By Pat Remick
On this St. Patrick's Day, it seems appropriate to mention that I recently attended my first book event in a bar. It definitely was a "novel" experience.
It also was the beginning of a mystery-filled week that included learning from the Boston Police Department ballistics lab guys how to make bullets and guns nearly untraceable -- and being told that my award-winning mystery short story "Mercy 101" will be read aloud over the radio waves in Massachusetts today and is available for downloading as a "podcast" or listening over the computer anytime.
I wish every week had this much mystery.
The reading and signing at the intimate Red Door lounge/martini bar was part of a new series launched by my local independent bookstore and it featured genre-crossing debut novelist Jedediah Berry and "The Manual of Detection," which the Boston Globe describes as "surreal, absurd and cerebral."
The bar, otherwise empty on a weekday evening, offered drinks with names related to the book, while music appropriate to the novel played in the background. After Berry read excerpts, there was a musical interlude so the small audience could chat with him over drinks and submit questions to be posed later, with prizes awarded for the top entries. It was a delightful evening, but I wish the crowd had been larger.
I've often wondered why more people don't attend book readings. There's nothing like hearing an author read from his or her own work. Readings are always intellectually stimulating, even if you don't agree with the premise. You get to hang out with other people who like to read and sometimes there's even free food and wine. You don't even have to buy anything from the store. It all adds up to a perfect outing--if you'll forgive the pun--in my book.

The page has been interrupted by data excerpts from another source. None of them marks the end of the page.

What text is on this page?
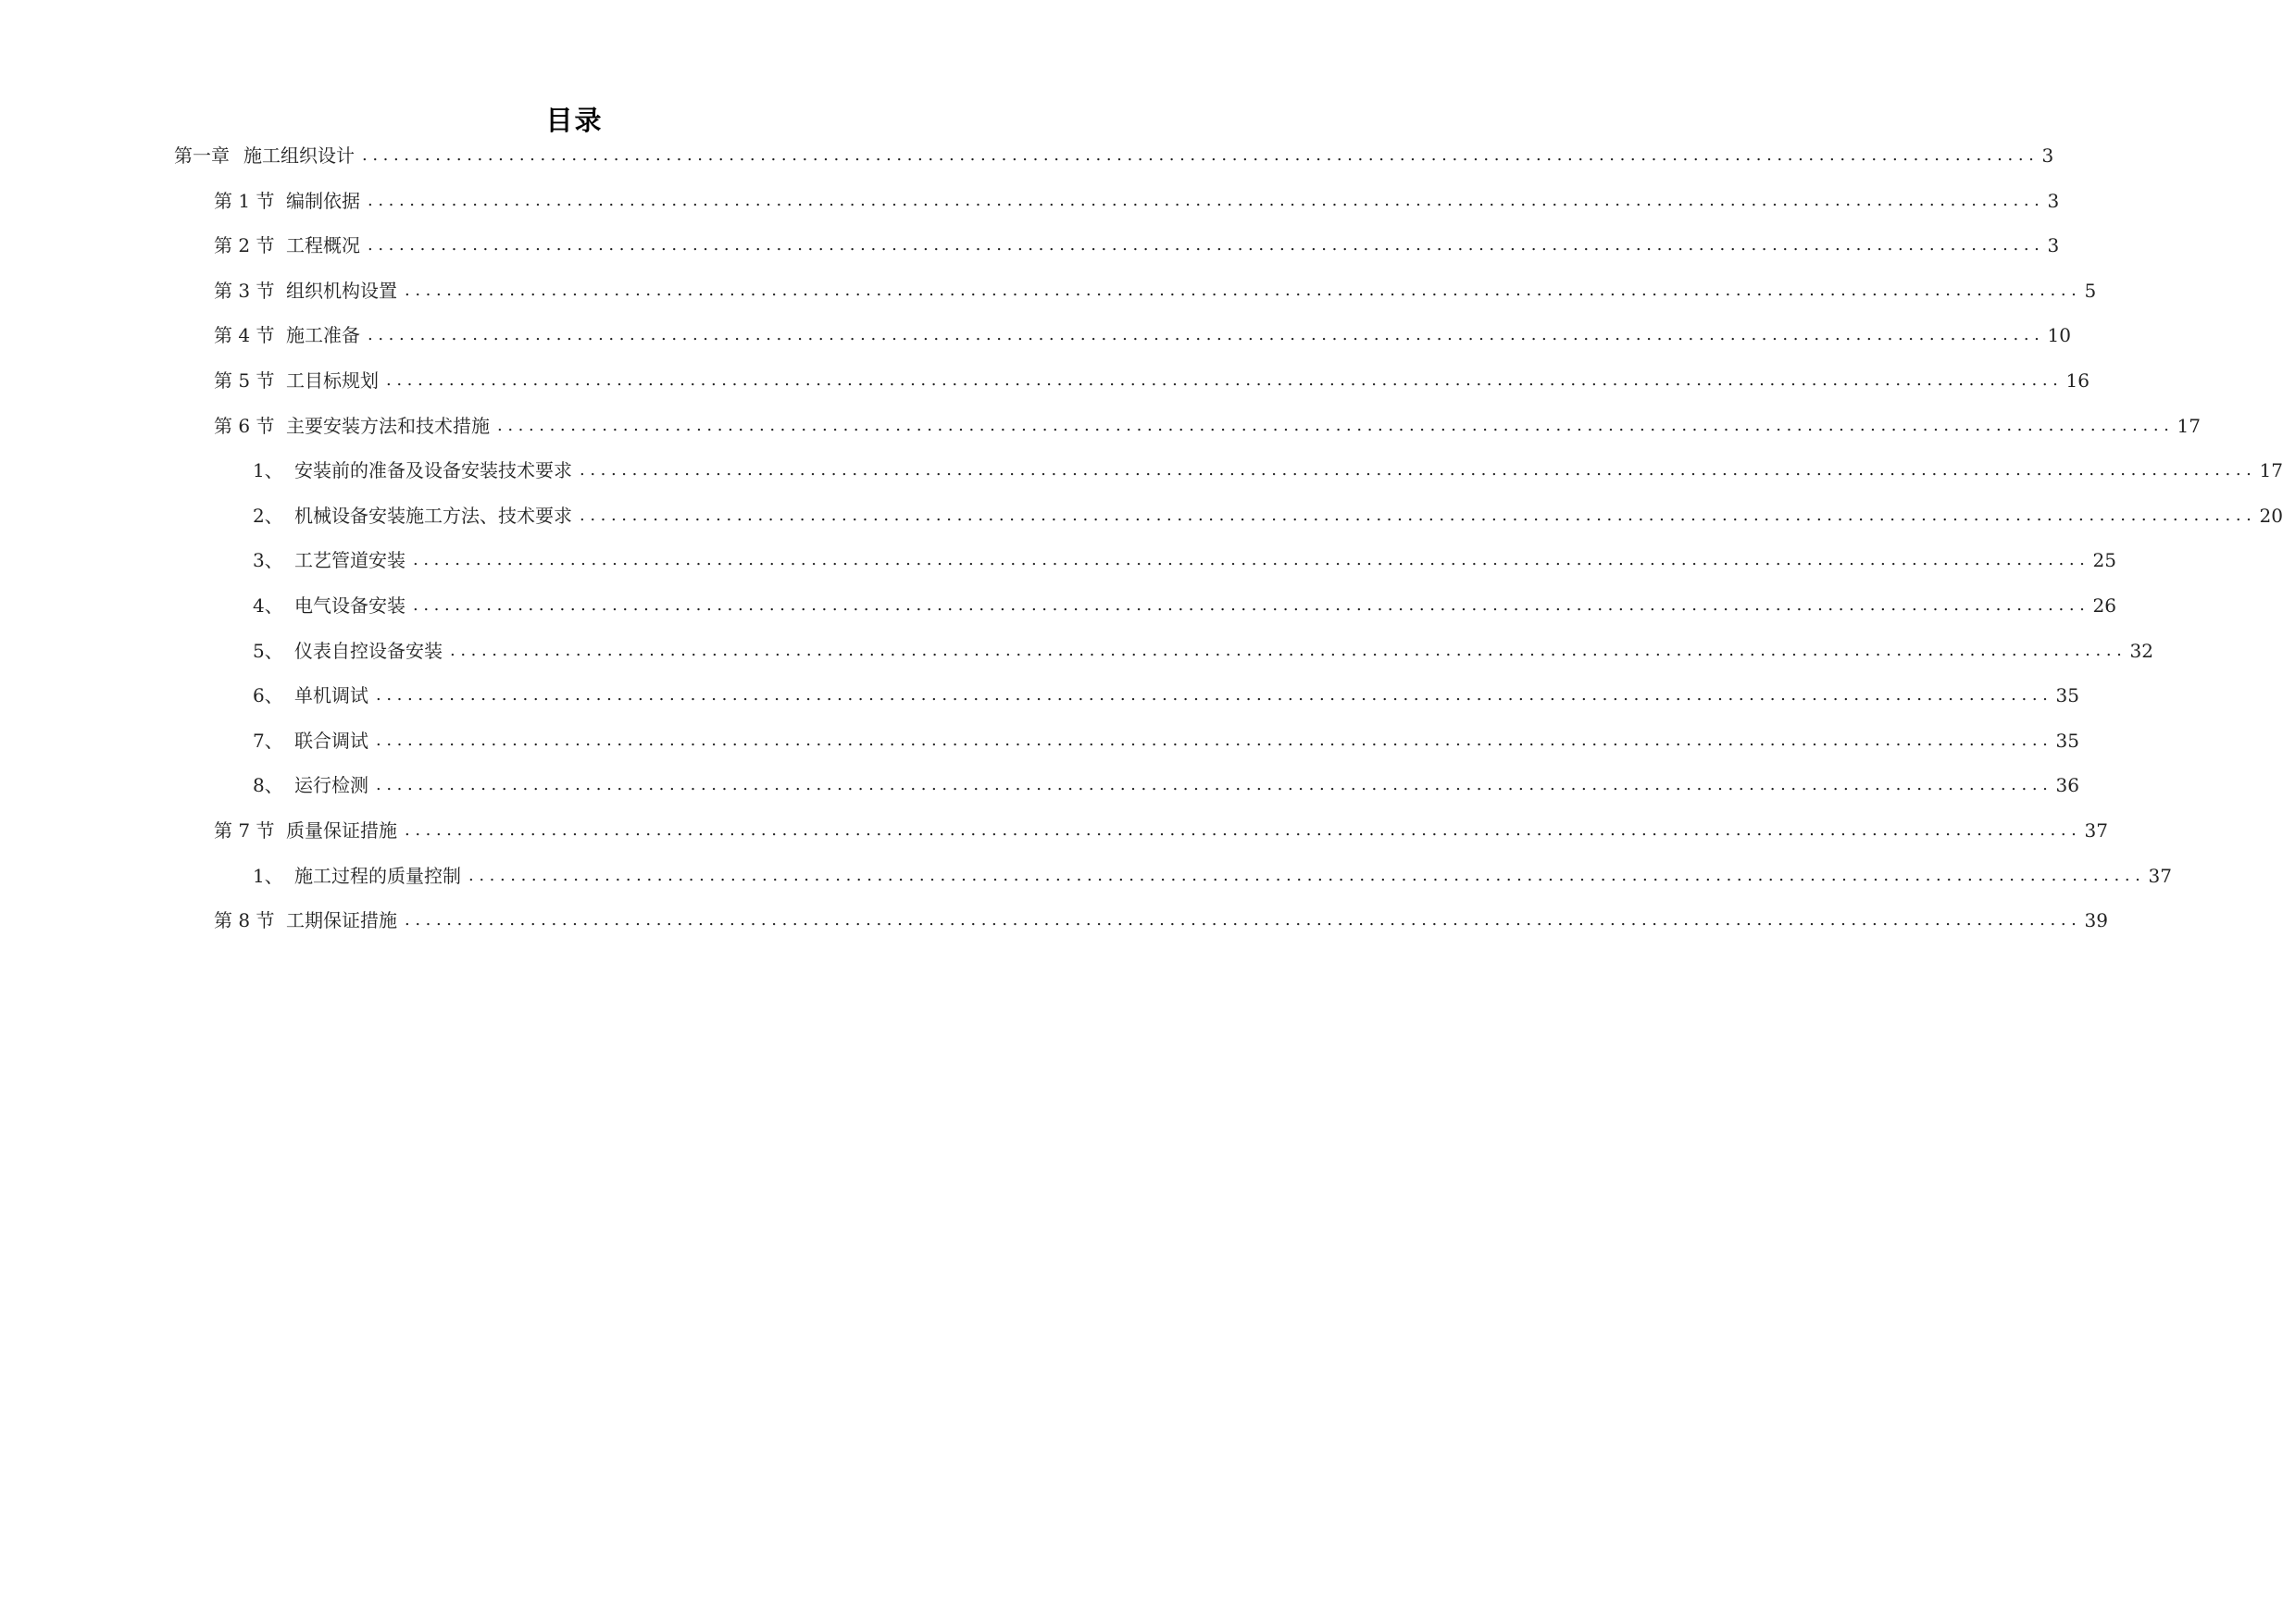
目录
第一章 施工组织设计 ................................................................................................................................................................ 3
第 1 节 编制依据 ................................................................................................................................................................ 3
第 2 节 工程概况 ................................................................................................................................................................ 3
第 3 节 组织机构设置 ................................................................................................................................................................ 5
第 4 节 施工准备 ................................................................................................................................................................ 10
第 5 节 工目标规划 ................................................................................................................................................................ 16
第 6 节 主要安装方法和技术措施 ................................................................................................................................................................ 17
1、 安装前的准备及设备安装技术要求 ................................................................................................................................................................ 17
2、 机械设备安装施工方法、技术要求 ................................................................................................................................................................ 20
3、 工艺管道安装 ................................................................................................................................................................ 25
4、 电气设备安装 ................................................................................................................................................................ 26
5、 仪表自控设备安装 ................................................................................................................................................................ 32
6、 单机调试 ................................................................................................................................................................ 35
7、 联合调试 ................................................................................................................................................................ 35
8、 运行检测 ................................................................................................................................................................ 36
第 7 节 质量保证措施 ................................................................................................................................................................ 37
1、 施工过程的质量控制 ................................................................................................................................................................ 37
第 8 节 工期保证措施 ................................................................................................................................................................ 39
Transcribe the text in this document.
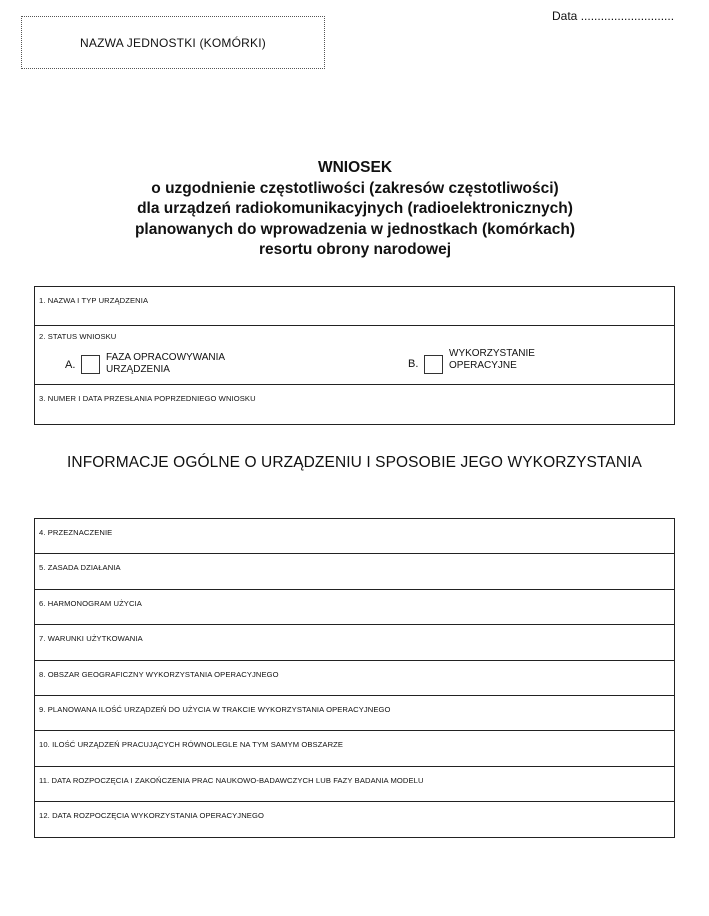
Data ............................
NAZWA JEDNOSTKI (KOMÓRKI)
WNIOSEK
o uzgodnienie częstotliwości (zakresów częstotliwości)
dla urządzeń radiokomunikacyjnych (radioelektronicznych)
planowanych do wprowadzenia w jednostkach (komórkach)
resortu obrony narodowej
1. NAZWA I TYP URZĄDZENIA
2. STATUS WNIOSKU
A.
FAZA OPRACOWYWANIA
URZĄDZENIA	B.
WYKORZYSTANIE
OPERACYJNE
3. NUMER I DATA PRZESŁANIA POPRZEDNIEGO WNIOSKU
INFORMACJE OGÓLNE O URZĄDZENIU I SPOSOBIE JEGO WYKORZYSTANIA
4. PRZEZNACZENIE
5. ZASADA DZIAŁANIA
6. HARMONOGRAM UŻYCIA
7. WARUNKI UŻYTKOWANIA
8. OBSZAR GEOGRAFICZNY WYKORZYSTANIA OPERACYJNEGO
9. PLANOWANA ILOŚĆ URZĄDZEŃ DO UŻYCIA W TRAKCIE WYKORZYSTANIA OPERACYJNEGO
10. ILOŚĆ URZĄDZEŃ PRACUJĄCYCH RÓWNOLEGLE NA TYM SAMYM OBSZARZE
11. DATA ROZPOCZĘCIA I ZAKOŃCZENIA PRAC NAUKOWO-BADAWCZYCH LUB FAZY BADANIA MODELU
12. DATA ROZPOCZĘCIA WYKORZYSTANIA OPERACYJNEGO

It always shocks me to see empty chairs at events with New York Times best-selling authors. With millions of readers in the country who bought over $3.1 billion worth of books last year, why don't more readers come out to meet and listen to the people who wrote those books? I wonder if authors and bookstores should do more to let folks know how much fun it can be to attend a reading. Holding them in bars is one way to do that, so "cheers" to the "novel" concept.
The next night, I traveled an hour south to hear two experts from the Boston PD Ballistics Lab share some fascinating tidbits, including that the best way to make it difficult, if not impossible, to trace a bullet is to hide the corpse for a while because the markings on the bullet disappear the longer it's in the body. We also learned it costs $400 to buy any kind of illegal gun on the streets of Boston. Ever wonder what the price is in your town?
Speaking of crime, my short story "Mercy 101" is scheduled to be read aloud on a radio program called Lit103.3, "fiction for the ears," in Northampton, Mass., today but it also is available anytime on the web site in podcast form or can be heard online by clicking on the black arrow that comes up on the page. The story won the 2007 Al Blanchard Award for best New England crime story and was published in "Still Waters: Crime Stories by New England Writers." "Mercy 101" and its characters have been inside my head for so long that it was odd, but wonderful, to hear the story in someone else's voice. This is my first podcast. Can Hollywood be far behind?
Stranger things have happened on St. Patrick's Day....
5 comments:
Pat, congratulations on Mercy 101 and the radio reading. Cool.
I agree about book signings. I love them. It's a fun and entertaining way to spend an evening. Or morning. Or afternoon.
Sounds like a great week! Congrats on the short story.
Someone needs to open a combination bar/bookstore. Maybe call it Booze 'n Books. I think it would work--I bet people spend more after a couple of drinks.
Welcome, Pat, and Erin Go Bragh!
Love that idea -- Booze N Books... I think it would work!
And thanks for the congrats -- it was one of those weeks when I was so happy to be a mystery writer!!
I wish the same for all my mytery-writing friends and colleagues!
Pat, Congrats.
Events at bars are awesome. Something about literature and alcohol...
I had a book signing at a local upscale Martini Bar where they featured the Hemingway Martini. It was the best book signing I had in terms of fun and numbers. It also became a challenge to sign legibly.
The St. Louis Writers Guild hosts a monthly open microphone night at a bar. It's an R-Rated event and later in the night they push the R Rating. It can be fun and alcohol definitely lubricates the jaw muscles.